Der Pater erklärte sich bereit, und Korby begann:

„Ich bin nit alleweil so verstockt gewesen und so versteint, wie jetzt – wie ich ein junger Bursch gewesen bin, hab’ ich auch ein lustiges, lebfrisches Gemüth gehabt wie ein anderer – mein Herz ist weich gewesen wie Wachs, und ich hätt’ keinem Menschen eine Bitt’ abschlagen oder was Leid’s anthun können … nur der jache Zorn, die fliegende Hitz … die ist mein Fehler gewesen. die hab’ ich nit unterdrücken können, wenn’s mich auch hintennach gereut hat, so bitterlich als Einen nur etwas reuen kann! … Ich bin auch fromm gewesen dazumal, so recht inwendig fromm, und hab’ gern gebet’ und hab’ mich oft auslachen lassen von den andern Burschen, wenn ich kein Engelamt versäumt hab’ oder keine Vesper und kein’ Rosenkranz! – Daran war aber meine Ahn’l schuld, ein altes halbblindes Tagwerkerweib, die mich aufgezogen hat, denn meine Eltern hab’ ich nie gekennt … die sind gestorben, wie ich noch ganz klein war, alle zwei an einem Tag’, wie selbigesmal die hitzige Sucht grassirt hat in der ganzen Gegend.
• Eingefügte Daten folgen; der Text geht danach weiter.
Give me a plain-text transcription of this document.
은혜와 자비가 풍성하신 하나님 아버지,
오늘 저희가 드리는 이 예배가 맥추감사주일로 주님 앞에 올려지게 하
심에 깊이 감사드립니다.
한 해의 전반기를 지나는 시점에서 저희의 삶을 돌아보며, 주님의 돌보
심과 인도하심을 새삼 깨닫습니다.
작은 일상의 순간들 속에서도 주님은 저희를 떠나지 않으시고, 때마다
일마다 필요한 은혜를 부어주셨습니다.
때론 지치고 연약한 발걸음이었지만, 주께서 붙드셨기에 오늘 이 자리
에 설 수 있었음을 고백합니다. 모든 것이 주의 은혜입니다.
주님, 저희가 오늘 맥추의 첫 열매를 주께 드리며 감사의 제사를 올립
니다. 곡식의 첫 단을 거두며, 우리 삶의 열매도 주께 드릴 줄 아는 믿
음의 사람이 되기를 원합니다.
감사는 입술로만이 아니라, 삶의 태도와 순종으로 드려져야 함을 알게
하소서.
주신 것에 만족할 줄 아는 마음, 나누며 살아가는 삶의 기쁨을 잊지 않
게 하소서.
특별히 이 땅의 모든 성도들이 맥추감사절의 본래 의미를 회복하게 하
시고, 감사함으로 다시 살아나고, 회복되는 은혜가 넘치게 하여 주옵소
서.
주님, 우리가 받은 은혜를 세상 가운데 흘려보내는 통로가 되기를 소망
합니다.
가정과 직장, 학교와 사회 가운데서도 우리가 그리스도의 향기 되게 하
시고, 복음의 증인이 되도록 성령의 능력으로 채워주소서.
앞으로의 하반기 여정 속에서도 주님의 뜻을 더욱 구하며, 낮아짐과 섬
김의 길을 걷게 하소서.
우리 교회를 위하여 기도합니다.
Die Ahn’l ist den ganzen Tag im Winkel hinter’m Ofen gsessen und hat g’sponnen, denn eine andere Arbeit hat sie nimmer thun können … den ganzen Tag haben die Händ’ nicht geruht, wie knochendürr sie auch gewesen sind und wie sie auch gezittert haben vor Schwäche und Alter – dazu hat sie gebet’t in einem fort und der zahnlose Mund ist kein Augenblick still gestanden – so wenig wie die Händ’, die den Faden gezogen haben, und der Fuß, der das Rädel gedreht hat. Alle Morgens, wenn ich fort bin zur Arbeit, hat sie mir’s wieder gesagt und nachgerufen, wenn ich schon in der Thür’ war: „Was der heutige Tag auch bringt … bet’, Korby, bet’ … das Beten hilft!“ – Es ist auch ihr letztes Wort gewesen, wie sie einmal Ruh’ gekriegt hat und das Spinnrädel mit ihr … und ich bin drauf fort und hab’ mich verdungen als Knecht, weit fort bis in’s Unterland, in die große Ebene um Straubing herum, ich hab’ eben auch gemeint, daß ich was seh’n müßt’ von der Welt …“

Der Erzählende hielt einen Augenblick inne, als ob er sich auf etwas Vergessenes besinnen wollte – dann mit der Hand über die Stirne wischend, fuhr er fort:

„Dort herum ist das Land ganz anders als bei uns – dort ist Alles eben, und man kann halbe Tage lang zwischen den Kornfeldern hingehen, die mannshoch über einem zusammenschlagen … man sieht oft stundenweit keinen Baum, und nur ganz in der Fern’ schauen die Berg’ vom bairischen Wald über die Donau herüber – Wer in den Bergen daheim und aufgewachsen ist, der kann hart eingewöhnen in der Ebne’t, und mir ist’s auch so ’gangen und ich hab’ in der ersten Zeit g’meint, ich halt’s keine Stund’ mehr aus und müßt’ mein Bündel nehmen und wieder heimlaufen in die Berg’ herein. … Ist aber bald und geschwind ganz anders ’worden – der Bauer, bei dem ich ’dient hab’, ist kinderlos gewesen und hat ein armes, weitschichtiges Bas’l in’s Haus genommen – und – seit die Meigl (Margareth) im Haus war, hab’ ich nimmer an die Berg’ und nimmer an’s Fortgehn gedenkt – es wär’ aber doch wohl g’scheidter gewesen, ich hätt’s gethan.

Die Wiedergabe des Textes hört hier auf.